Embezzlement Case Serves as Ethical Reminder for CFOs

Former Nonprofit CFO, Timothy Lee Brown

Former Chief Financial Officer Timothy Lee Brown has been charged with embezzling nearly half a million dollars from the Rehabilitation and Visiting Nurse Association, a nonprofit in Fort Collins, Colorado. After confessing his guilt, Brown was sentenced to six years in prison for stealing funds from 2002 through 2012. Brown used the funds to pay for his house and car, and to provide for his family. In a confession letter, Brown explained exactly how he was able to embezzle money throughout the years.

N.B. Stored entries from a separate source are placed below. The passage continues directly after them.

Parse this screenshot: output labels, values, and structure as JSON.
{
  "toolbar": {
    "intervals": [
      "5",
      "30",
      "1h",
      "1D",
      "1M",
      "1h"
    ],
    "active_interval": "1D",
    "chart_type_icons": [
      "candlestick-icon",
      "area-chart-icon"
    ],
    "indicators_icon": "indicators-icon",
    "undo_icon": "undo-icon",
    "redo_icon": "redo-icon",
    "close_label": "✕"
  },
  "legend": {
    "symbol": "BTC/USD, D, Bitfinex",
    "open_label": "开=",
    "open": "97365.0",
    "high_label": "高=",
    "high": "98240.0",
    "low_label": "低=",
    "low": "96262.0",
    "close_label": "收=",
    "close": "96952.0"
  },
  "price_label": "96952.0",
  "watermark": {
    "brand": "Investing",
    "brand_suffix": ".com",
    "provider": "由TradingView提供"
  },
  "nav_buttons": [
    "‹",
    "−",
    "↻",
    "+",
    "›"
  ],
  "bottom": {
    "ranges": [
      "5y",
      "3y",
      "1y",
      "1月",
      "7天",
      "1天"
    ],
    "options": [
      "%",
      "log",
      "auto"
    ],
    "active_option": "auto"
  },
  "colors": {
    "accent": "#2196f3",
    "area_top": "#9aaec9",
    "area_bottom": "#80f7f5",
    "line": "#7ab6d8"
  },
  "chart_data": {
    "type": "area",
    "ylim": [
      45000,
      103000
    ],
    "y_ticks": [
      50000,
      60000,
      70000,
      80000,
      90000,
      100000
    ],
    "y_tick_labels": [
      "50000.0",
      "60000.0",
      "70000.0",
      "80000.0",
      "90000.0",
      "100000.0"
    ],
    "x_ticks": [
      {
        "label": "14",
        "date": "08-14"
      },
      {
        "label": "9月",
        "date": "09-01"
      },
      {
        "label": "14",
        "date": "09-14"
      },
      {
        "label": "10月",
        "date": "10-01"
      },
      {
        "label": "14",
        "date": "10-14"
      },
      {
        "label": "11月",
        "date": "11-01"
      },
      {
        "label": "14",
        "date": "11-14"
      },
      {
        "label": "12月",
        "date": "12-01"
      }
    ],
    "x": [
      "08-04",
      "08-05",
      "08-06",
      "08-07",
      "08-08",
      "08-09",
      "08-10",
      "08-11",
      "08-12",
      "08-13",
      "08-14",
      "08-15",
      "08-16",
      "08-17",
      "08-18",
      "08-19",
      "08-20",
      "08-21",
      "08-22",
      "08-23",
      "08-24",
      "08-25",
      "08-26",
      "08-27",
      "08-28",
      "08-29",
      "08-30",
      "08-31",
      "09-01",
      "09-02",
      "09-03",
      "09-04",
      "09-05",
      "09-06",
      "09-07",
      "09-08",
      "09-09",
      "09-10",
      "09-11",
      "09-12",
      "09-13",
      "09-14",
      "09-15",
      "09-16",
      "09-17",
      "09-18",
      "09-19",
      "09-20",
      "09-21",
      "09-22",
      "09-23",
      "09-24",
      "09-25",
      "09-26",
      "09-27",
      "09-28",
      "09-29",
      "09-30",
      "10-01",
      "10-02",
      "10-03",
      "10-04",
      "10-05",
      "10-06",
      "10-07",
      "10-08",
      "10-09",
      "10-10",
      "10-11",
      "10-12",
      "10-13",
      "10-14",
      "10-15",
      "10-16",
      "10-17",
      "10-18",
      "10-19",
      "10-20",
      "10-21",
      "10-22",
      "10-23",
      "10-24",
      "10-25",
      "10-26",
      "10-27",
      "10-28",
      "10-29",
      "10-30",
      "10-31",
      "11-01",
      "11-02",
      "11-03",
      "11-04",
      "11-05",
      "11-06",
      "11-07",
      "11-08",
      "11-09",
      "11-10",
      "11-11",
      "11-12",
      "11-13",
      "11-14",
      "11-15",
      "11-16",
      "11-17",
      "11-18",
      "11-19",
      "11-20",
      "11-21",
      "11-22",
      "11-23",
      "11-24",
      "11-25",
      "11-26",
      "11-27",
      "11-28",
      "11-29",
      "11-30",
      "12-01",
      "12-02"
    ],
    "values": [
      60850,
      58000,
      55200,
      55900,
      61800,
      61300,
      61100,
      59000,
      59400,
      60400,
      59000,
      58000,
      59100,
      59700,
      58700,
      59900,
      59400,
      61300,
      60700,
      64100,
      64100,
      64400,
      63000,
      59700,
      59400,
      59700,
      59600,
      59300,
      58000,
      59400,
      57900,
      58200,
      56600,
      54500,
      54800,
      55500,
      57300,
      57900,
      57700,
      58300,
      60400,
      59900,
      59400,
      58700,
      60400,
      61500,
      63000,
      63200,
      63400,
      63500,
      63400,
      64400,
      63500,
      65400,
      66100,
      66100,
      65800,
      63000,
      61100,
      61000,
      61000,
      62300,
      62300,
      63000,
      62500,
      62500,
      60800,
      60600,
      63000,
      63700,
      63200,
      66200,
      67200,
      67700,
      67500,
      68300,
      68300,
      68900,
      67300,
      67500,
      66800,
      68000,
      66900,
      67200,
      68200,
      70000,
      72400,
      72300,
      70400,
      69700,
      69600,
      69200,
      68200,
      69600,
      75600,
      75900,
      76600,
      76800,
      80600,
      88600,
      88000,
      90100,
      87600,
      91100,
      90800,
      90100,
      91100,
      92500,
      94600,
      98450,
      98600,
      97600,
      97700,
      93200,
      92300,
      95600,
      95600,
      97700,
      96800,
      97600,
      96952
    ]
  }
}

An Ethical Reminder for CFOs

The recent arrest of Timothy Lee Brown is a reminder of the incredible responsibility and trust placed on CFOs everywhere. Since CFOs interact so closely with sensitive financial information and drive company sustainability, the responsibility for ethical business practices and honesty should never be overlooked.

For instance, Walt Disney Company’s CFO Jay Rasulo is attributed with helping the company track international revenue at $40 billion. While CFOs like Jay Rasulo have traditionally been responsible for running the numbers, job responsibilities are colliding and CFOs face more social and ethical accountability. In fact, a recent Deloitte Touche Tohmatsu Limited study shows that 51 percent of CFOs expect their involvement to increase over the year.

In 2003, CFO Aaron Beam of HealthSouth was charged with embezzlement – a case very similar to that of Timothy Lee Brown. Beam has since warned that there is an unspoken danger of ethics meltdowns for CFOs. As much as financial skill and management matter, trust and ethical business practices are equally if not more important, says Beam. In fact, since his warning, all of Beam’s CFO-successors have spent time in jail for their own fraud.

Despite his own ethical shortcomings, Beam currently warns against the dangers of embezzlement and encourages current CFOs to practice a higher level of ethical business. Aside from developing a sustainable financial strategy for their companies, CFOs should also be truth tellers who maximize their resources and display exemplary character.

Since being charged for embezzlement, Timothy Lee Brown has repaid over half of the stolen amount. The checks that he stole totaled $446,005 with credit card charges at $72,977 – to date, Brown has repaid $335,000. With Brown’s scheme recently uncovered, this serves as a reminder to CFOs and companies everywhere that trust and security are as valued as financial skill and savvy.